David Bowie - Reality

Iso / Sony
VÖ: 15.09.2003
Unsere Bewertung: 6/10
6/10
Eure Ø-Bewertung: 7/10
7/10

Vergangenheit, die nicht vergehen will

Wenn die ganze neuzeitliche Philosophie nur als Fußnote zu Platon gelesen werden kann, stellt sich die Frage, als wessen Fußnote wir David Bowies Schaffen betrachten müssen. Als die seines eigenen Werkes? Möglich. Bowie bewegt sich in einem paradoxen Universum. Immer der Alte, immer der Andere. Das Öffnen gegen die Welt versichert dem System David Bowie den Selbsterhalt. Selbstzitate, die über sich hinausweisen und doch wieder auf sich zurückkommen. Das Chamäleon treibt sich vor neuen Hintergünden herum und bleibt doch die geschmeidige Echse mit dem kühl-wissenden Blick.

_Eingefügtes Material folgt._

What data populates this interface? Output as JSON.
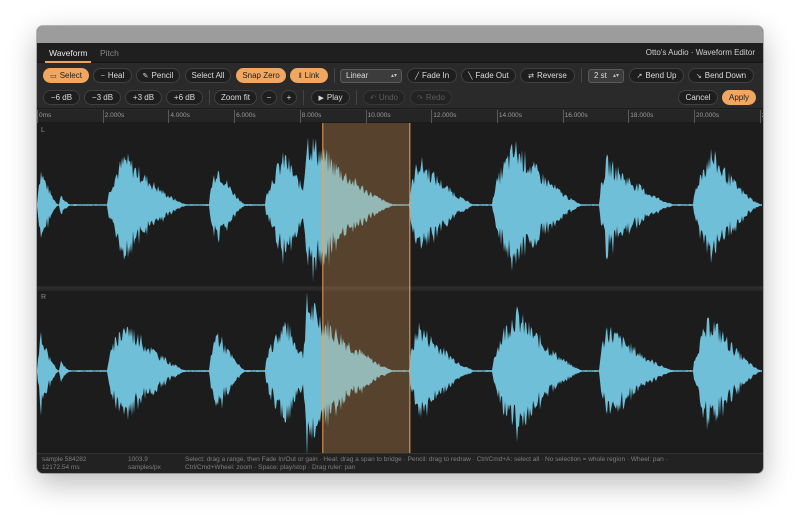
{
  "tabs": [
    {
      "label": "Waveform",
      "active": true
    },
    {
      "label": "Pitch",
      "active": false
    }
  ],
  "app_title": "Otto's Audio · Waveform Editor",
  "toolbar1": {
    "select": "Select",
    "heal": "Heal",
    "pencil": "Pencil",
    "select_all": "Select All",
    "snap_zero": "Snap Zero",
    "link": "Link",
    "curve_select": "Linear",
    "fade_in": "Fade In",
    "fade_out": "Fade Out",
    "reverse": "Reverse",
    "semitone_select": "2 st",
    "bend_up": "Bend Up",
    "bend_down": "Bend Down"
  },
  "toolbar2": {
    "gain_m6": "−6 dB",
    "gain_m3": "−3 dB",
    "gain_p3": "+3 dB",
    "gain_p6": "+6 dB",
    "zoom_fit": "Zoom fit",
    "zoom_out": "−",
    "zoom_in": "+",
    "play": "Play",
    "undo": "Undo",
    "redo": "Redo",
    "cancel": "Cancel",
    "apply": "Apply"
  },
  "ruler": {
    "labels": [
      "0ms",
      "2.000s",
      "4.000s",
      "6.000s",
      "8.000s",
      "10.000s",
      "12.000s",
      "14.000s",
      "16.000s",
      "18.000s",
      "20.000s",
      "22.00"
    ]
  },
  "channels": {
    "left": "L",
    "right": "R"
  },
  "selection": {
    "start_s": 8.7,
    "end_s": 11.35
  },
  "view": {
    "start_s": 0,
    "end_s": 22.1
  },
  "status": {
    "sample": "sample 584282",
    "time": "12172.54 ms",
    "zoom": "1003.9",
    "zoom_unit": "samples/px",
    "help_line1": "Select: drag a range, then Fade In/Out or gain · Heal: drag a span to bridge · Pencil: drag to redraw · Ctrl/Cmd+A: select all · No selection = whole region · Wheel: pan ·",
    "help_line2": "Ctrl/Cmd+Wheel: zoom · Space: play/stop · Drag ruler: pan"
  },
  "colors": {
    "waveform": "#6fbfd8",
    "selection": "#f0a45a",
    "accent": "#f1a75f"
  },
  "icons": {
    "select": "marquee-icon",
    "heal": "heal-icon",
    "pencil": "pencil-icon",
    "link": "link-icon",
    "fade_in": "fade-in-icon",
    "fade_out": "fade-out-icon",
    "reverse": "reverse-icon",
    "bend_up": "bend-up-icon",
    "bend_down": "bend-down-icon",
    "play": "play-icon",
    "undo": "undo-icon",
    "redo": "redo-icon"
  }
}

Der neue Hintergrund ist diesmal ein surrealistisch, wenn auch steril-künstlich anmutendes Landschaftsfragment. Ein Bowie mit großem Kopf im Anzug spaziert einem entgegen. Seine Krawatte windet sich so unnatürlich, als fürchte sie, die Strenge des Anzugs würde ansonsten das alienhafte Gesicht und die Radaraugen ihres Trägers konterkarieren. Das alles ist unterschrieben mit "Reality". Ein Hohn, ein Witz oder doch höheres Wissen? Bowie konstruiert sein Sein - warum also nicht auch die übrige Realität?

"Reality" ist jedenfalls eine Scheibe. Sie enthält Musik. Musik, die an eine Galerie denken läßt. Elf Werke werden in ihr ausgestellt. Elf Songs, die stilistische Breite demonstrieren. Sie repräsentieren das Schaffen des Künstlers in einer klar abgegrenzten Phase, doch wer sie verstehen will, muß den Kontext kennen. Das Wiederkehrende und seine Variation: ein Reiz, der nicht mit der faden Kopie verwechselt werden sollte. Der künstlerische Gewinn liegt in der Verfeinerung, auch wenn das strukturiende Prinzip längst ein bekanntes ist.

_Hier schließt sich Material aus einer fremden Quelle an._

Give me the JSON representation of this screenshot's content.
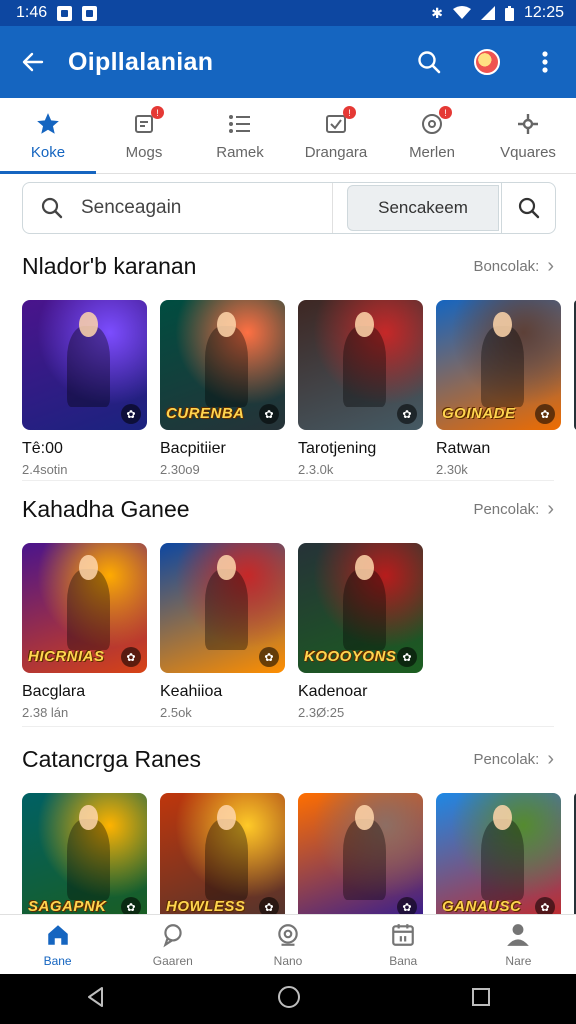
{
  "status": {
    "time": "1:46",
    "right_time": "12:25"
  },
  "app": {
    "title": "Oipllalanian"
  },
  "tabs": [
    {
      "label": "Koke",
      "icon": "star-icon",
      "active": true,
      "badge": false
    },
    {
      "label": "Mogs",
      "icon": "note-icon",
      "active": false,
      "badge": true
    },
    {
      "label": "Ramek",
      "icon": "list-icon",
      "active": false,
      "badge": false
    },
    {
      "label": "Drangara",
      "icon": "checkbox-icon",
      "active": false,
      "badge": true
    },
    {
      "label": "Merlen",
      "icon": "gamepad-icon",
      "active": false,
      "badge": true
    },
    {
      "label": "Vquares",
      "icon": "compass-icon",
      "active": false,
      "badge": false
    }
  ],
  "search": {
    "placeholder": "Senceagain",
    "button_label": "Sencakeem"
  },
  "sections": [
    {
      "title": "Nlador'b karanan",
      "more": "Boncolak:",
      "items": [
        {
          "title": "Tê:00",
          "sub": "2.4sotin",
          "banner": "",
          "colors": [
            "#4a148c",
            "#1a237e",
            "#7c4dff"
          ]
        },
        {
          "title": "Bacpitiier",
          "sub": "2.30o9",
          "banner": "CURENBA",
          "colors": [
            "#004d40",
            "#263238",
            "#ff7043"
          ]
        },
        {
          "title": "Tarotjening",
          "sub": "2.3.0k",
          "banner": "",
          "colors": [
            "#3e2723",
            "#455a64",
            "#c62828"
          ]
        },
        {
          "title": "Ratwan",
          "sub": "2.30k",
          "banner": "GOINADE",
          "colors": [
            "#1565c0",
            "#ef6c00",
            "#5d4037"
          ]
        }
      ]
    },
    {
      "title": "Kahadha Ganee",
      "more": "Pencolak:",
      "items": [
        {
          "title": "Bacglara",
          "sub": "2.38 lán",
          "banner": "HICRNIAS",
          "colors": [
            "#4a148c",
            "#d84315",
            "#ffab00"
          ]
        },
        {
          "title": "Keahiioa",
          "sub": "2.5ok",
          "banner": "",
          "colors": [
            "#0d47a1",
            "#ff8f00",
            "#c62828"
          ]
        },
        {
          "title": "Kadenoar",
          "sub": "2.3Ø:25",
          "banner": "KOOOYONS",
          "colors": [
            "#263238",
            "#1b5e20",
            "#b71c1c"
          ]
        }
      ]
    },
    {
      "title": "Catancrga Ranes",
      "more": "Pencolak:",
      "items": [
        {
          "title": "",
          "sub": "",
          "banner": "SAGAPNK",
          "colors": [
            "#006064",
            "#1b5e20",
            "#ffb300"
          ]
        },
        {
          "title": "",
          "sub": "",
          "banner": "HOWLESS",
          "colors": [
            "#bf360c",
            "#4e342e",
            "#ffca28"
          ]
        },
        {
          "title": "",
          "sub": "",
          "banner": "",
          "colors": [
            "#ff6f00",
            "#311b92",
            "#8d6e63"
          ]
        },
        {
          "title": "",
          "sub": "",
          "banner": "GANAUSC",
          "colors": [
            "#1e88e5",
            "#c62828",
            "#558b2f"
          ]
        }
      ]
    }
  ],
  "bottom_nav": [
    {
      "label": "Bane",
      "icon": "home-icon",
      "active": true
    },
    {
      "label": "Gaaren",
      "icon": "chat-icon",
      "active": false
    },
    {
      "label": "Nano",
      "icon": "search-circle-icon",
      "active": false
    },
    {
      "label": "Bana",
      "icon": "calendar-icon",
      "active": false
    },
    {
      "label": "Nare",
      "icon": "person-icon",
      "active": false
    }
  ],
  "theme": {
    "primary": "#1565c0",
    "primary_dark": "#0d47a1",
    "badge": "#e53935"
  }
}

"Reality" schlägt im Vergleich zu den epischen Vorgängern "Hours" und "Heathen" einen direkteren, kernigeren Weg ein. Ein Weg, der eher an die Spuren der 70er als der 80er Jahre des David Bowie erinnert. Der Schlenker in der Krawatte als Symbol der Rückkehr zum Rock? Vielleicht. Aber jede monokausale Erklärung führt bei einem Mann wie David Bowie nunmal geradewegs ins Klischee.

Wäre die Vergangenheit nicht längst der mythischen Verklärung erlegen, würde man bemerken, daß Bowie nie reifer, nie weiter war als heute. Doch vielleicht ist es gerade die Perfektion, auf die er das eigene Unternehmen gebracht hat, die eine Sterilität verströmt, die den frühen Entwürfen noch nicht so eigen war. Bowies Stimme, die die Musik überlagert, sich diese untertan macht, ist Aushängeschild und Achillesferse in einem. Sie gebärdet sich diktatorisch gegenüber dem Stück. Die Unterordnung bringt Songs hervor, die immer in der Gefahr schweben, daß ihr kreatives Arsenal der Gradlinigkeit geopfert wird. Gut, daß Bowie selber um manche Schwäche weiß und genau dann am Besten wird, wenn nicht nur die Musik, sondern auch der Text Selbstreflexion übt ("Never get old", "Bring me the disco king"). Fortsetzung folgt.

(Thorsten Thiel)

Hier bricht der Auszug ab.